I have been informed that in 2013 our common commitment to IHL also paved the way for a jointly organized and well-attended side-event in The Hague during the 12th session of the Assembly of States Parties to the Rome Statute of the International Criminal Court. I understand that the conclusions of this side-event, which was also supported by the International Committee of the Red Cross, included a recommendation to organize an international expert meeting permitting to deepen our thoughts on today’s topic of Fact-Finding Mechanisms to strengthen the implementation of IHL. So here you are, with great appetite to tackle the questions and challenges I assume!

The organizers have set three objectives for today’s work:

The first objective is to examine the usefulness of a fact-finding function in the framework of IHL implementation and the specificities of such function.

The second objective is to explore possible ways of strengthening the fact-finding functions in situations where IHL is applicable.

The third objective is to reflect on the potential role for the International Humanitarian Fact-Finding Commission in this respect.

These objectives are quite ambitious for a one-day event, but I trust that the available expertise will guide you through the work in the most efficient and effective way. My special thanks to our speakers coming from abroad: I have already mentioned Professor Garraway, but I should also welcome Judge Kirsch, Ambassador Lindenmann, Dr. Bruderlein, Professor Aptel, and Dr. Boutruche.

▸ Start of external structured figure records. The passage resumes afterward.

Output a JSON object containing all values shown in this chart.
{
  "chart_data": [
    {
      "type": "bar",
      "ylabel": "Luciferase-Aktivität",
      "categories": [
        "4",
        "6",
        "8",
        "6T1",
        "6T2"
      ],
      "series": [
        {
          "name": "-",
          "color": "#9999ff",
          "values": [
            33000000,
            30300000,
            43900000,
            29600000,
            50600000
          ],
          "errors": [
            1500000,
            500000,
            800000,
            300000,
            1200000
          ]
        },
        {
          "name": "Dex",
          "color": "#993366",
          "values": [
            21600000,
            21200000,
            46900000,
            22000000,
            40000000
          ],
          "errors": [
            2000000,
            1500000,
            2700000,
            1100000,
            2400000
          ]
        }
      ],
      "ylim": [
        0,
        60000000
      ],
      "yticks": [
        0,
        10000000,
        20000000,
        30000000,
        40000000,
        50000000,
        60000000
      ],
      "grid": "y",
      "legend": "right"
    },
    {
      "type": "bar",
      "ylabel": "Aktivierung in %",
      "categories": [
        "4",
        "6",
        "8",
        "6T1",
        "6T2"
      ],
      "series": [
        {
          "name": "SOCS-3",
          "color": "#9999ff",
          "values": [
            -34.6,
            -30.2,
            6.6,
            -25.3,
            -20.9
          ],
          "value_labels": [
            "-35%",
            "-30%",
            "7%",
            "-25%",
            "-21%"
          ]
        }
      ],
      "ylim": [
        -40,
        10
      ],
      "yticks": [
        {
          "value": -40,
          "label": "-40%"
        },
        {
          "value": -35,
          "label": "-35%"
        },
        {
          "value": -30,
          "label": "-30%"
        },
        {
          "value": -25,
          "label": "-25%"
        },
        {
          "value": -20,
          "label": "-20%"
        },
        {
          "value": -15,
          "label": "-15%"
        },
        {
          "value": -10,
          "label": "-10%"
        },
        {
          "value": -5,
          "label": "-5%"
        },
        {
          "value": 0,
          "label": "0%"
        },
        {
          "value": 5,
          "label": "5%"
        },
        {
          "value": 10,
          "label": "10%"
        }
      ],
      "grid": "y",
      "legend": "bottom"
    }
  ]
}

Mr Gérard Dive, Chairman of the Belgian Task Force for International Criminal Justice and head of the IHL section within my department will chair this morning session, and stands ready to present the day in more detail. In the afternoon it will be Mrs Claire Demaret, the head of the War Crimes Team within the Foreign and Commonwealth Office of the United Kingdom, who will be in charge of presiding over the sessions. Thank you for that Mrs Demaret, it is great to have you here.

So without further delay I therefore declare this international expert meeting opened, and I wish you a very fruitful day. To my regret I will not be able to stay with you for the rest of the event due to other commitments, but I’m sure that you are in good hands.

Thank you for your kind attention, and Mr. Dive, the floor is yours.